Querying

Why query Marple DB?

Querying Marple DB directly allows you to execute advanced use cases:

  • Train machine learning models

  • Calculate complex aggregates

  • Generate standardised reports

  • ... and much more

By running these types of analysis on Marple DB, they can be 10-100x faster than traditional scripting. In those cases, the extract-load-transform (ELT) often makes it unfeasible both in terms of run time and computational demand.

By querying Marple DB, you get more value from data that is already collected, cleaned, standarised and optimised for time series operations.

Hot storage (Postgres)

Request your database credentials from our support team.

Structure

The hot storage is organised into three schemas:

  1. _mdb contains internal bookkeeping.
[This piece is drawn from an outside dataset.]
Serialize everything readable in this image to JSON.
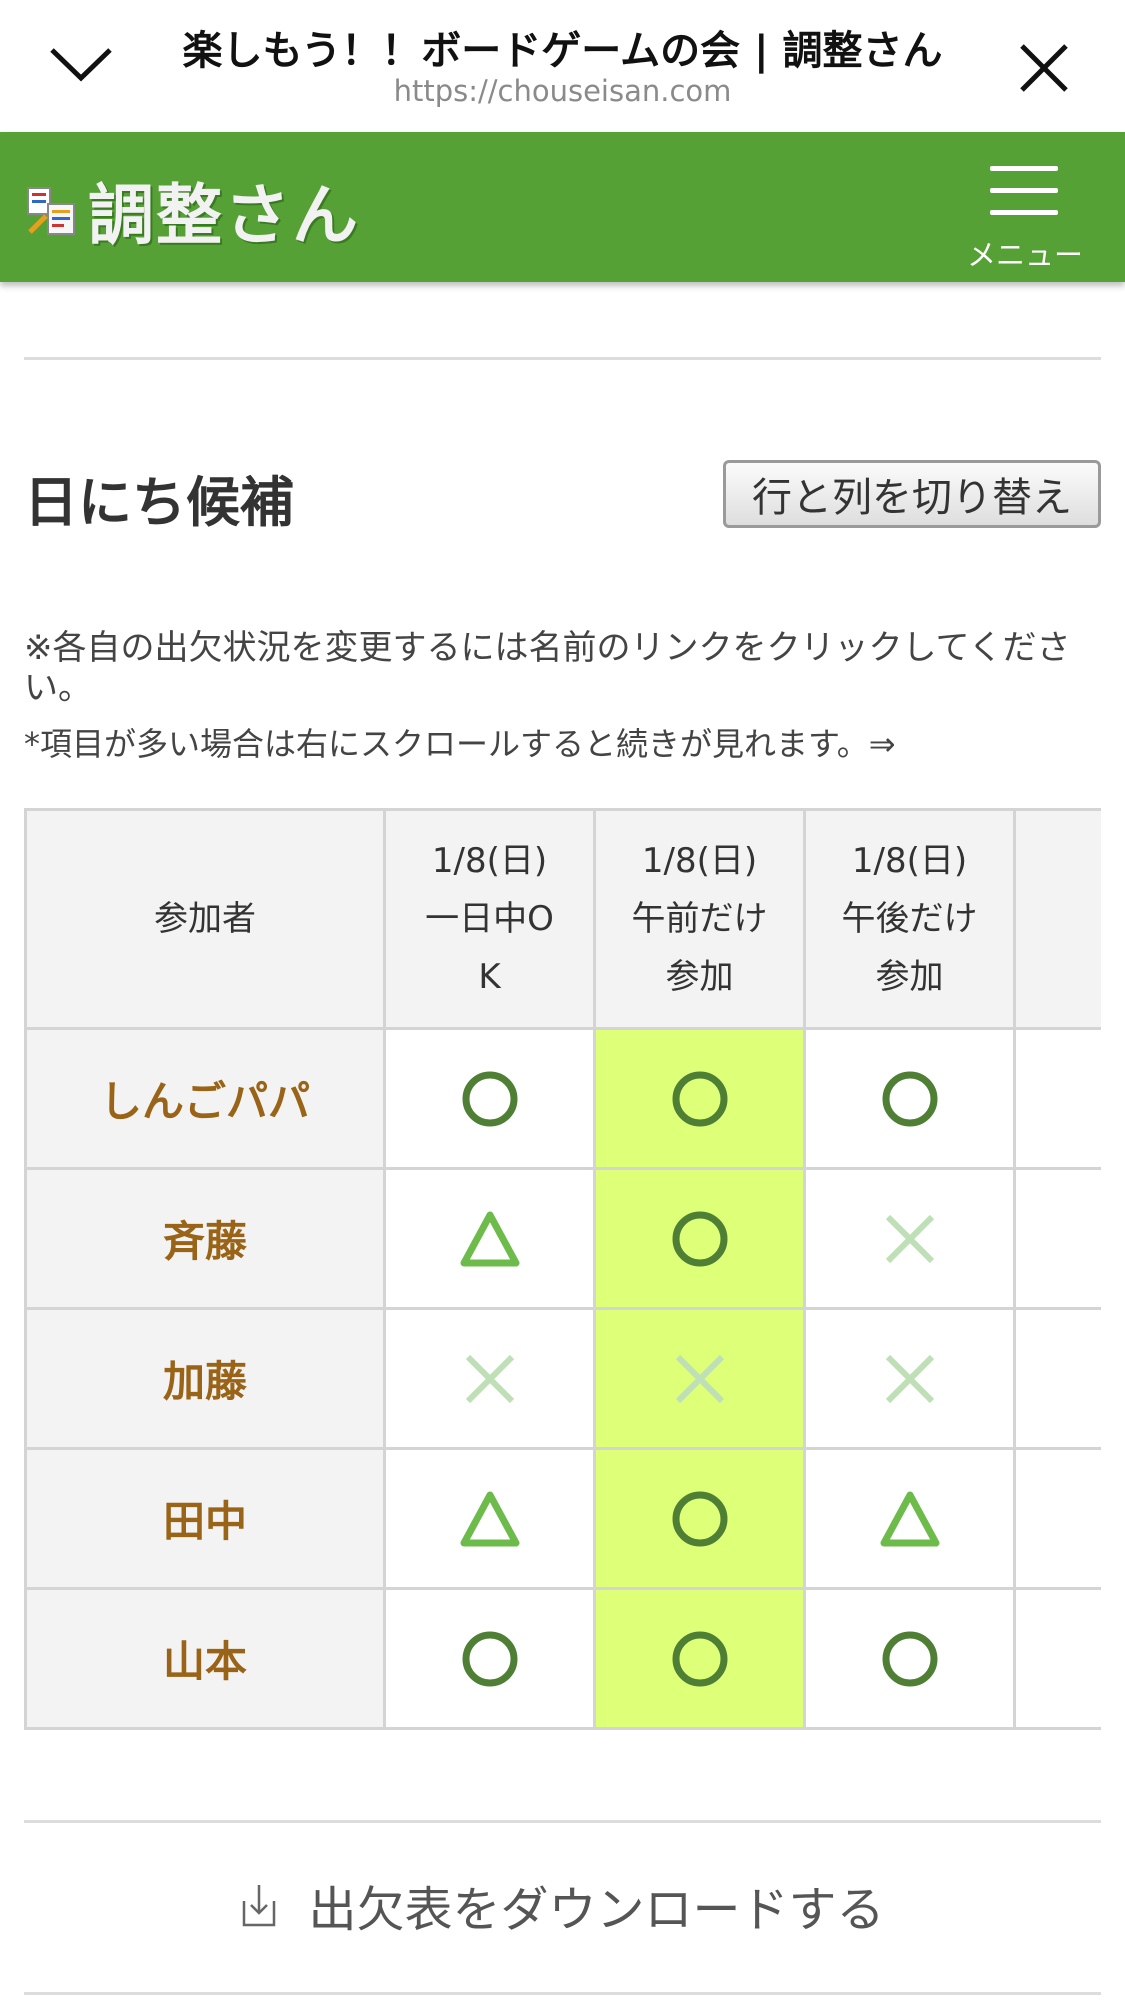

Touching this might cause malfunction

  2. mdb_data has the actual time series data of heated signals. Should also not be used directly for most use cases

  3. public contains three tables per datapool (called default in most cases)

    • _dataset with file and metadata info

    • _signal with signal info and metadata

    • _signal_enum

Querying

You can use any Postgres-compatible tool for sending queries.

For reading time series data, a premade function makes it a lot easier to get data:

-- getting data from datapool 'default'
SELECT * 
FROM mdb_default_data(
    'file.csv', -- or alternatively, use dataset_id
    'speed', -- or alternatively, usesignal_id 
    0, # start timestamp (nanoseconds)
    279112 # end timestamp (nanoseconds)
)

Cold storage (Parquet)

Request your blob storage credentials from our support team.

Structure

The cold storage follows a directory structure with Datapool > Dataset > Signal > Parquet file :

It contains no metadata, except for file names and signal names. The parquet files contain the raw time series data for one signal.

Querying

Querying can be done by downloading individual Parquet files, or by writing queries in Duck DB (or similar tools).